The worst case scenario for all concerned is liquidation. Hearts are in their 140th year as a club but are most certainly at their lowest ebb. If a deal with Ukio cannot be concluded, and their 29 per cent stake cannot be added to UBIG’s 50 per cent and transferred to Ann Budge, the club may well cease to exist.

Ukio’s lawyers may explore every legal avenue possible to see if they can find more cash for the Hearts shares. Once they are ready to proceed, they must follow the correct process, involving a formal creditors’ meeting and votes on a number of issues. Only one relates to Hearts, and that is the transfer of their 29 per cent stake.

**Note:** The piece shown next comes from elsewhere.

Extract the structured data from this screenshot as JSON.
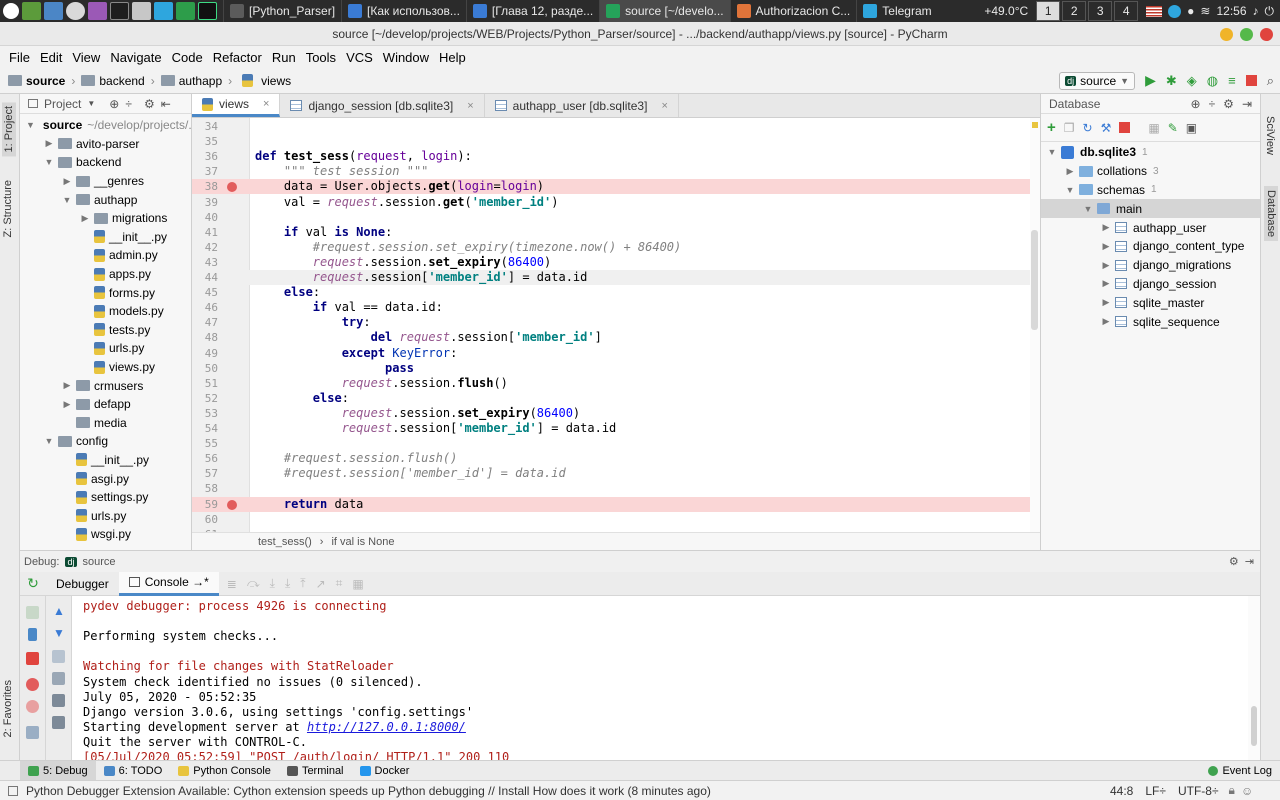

“They want the proper process to run through and they want to make sure they can justify to their own creditors that they’re getting the best value for this part of their portfolio,” explained Murray. “I think BDO are working hard to convince them that is the case but they have to come to their own decision on the matter.

“The belief was that there would be a creditors’ meeting for Ukio Bankas yesterday but that hasn’t happened. We’re at a stage where we just have to work to get through the proper process and hope we can get this done by the middle of April. That’s where we are today.

“The process which happened with UBIG yesterday – a formal creditors’ meeting taking place – that process still has to happen for Ukio.

“It must happen soon or Hearts will be forced into receivership. The good news from UBIG’s creditors was tainted slightly yesterday afternoon by the lack of clarity from Ukio. The next few days will be crucial for all concerned.”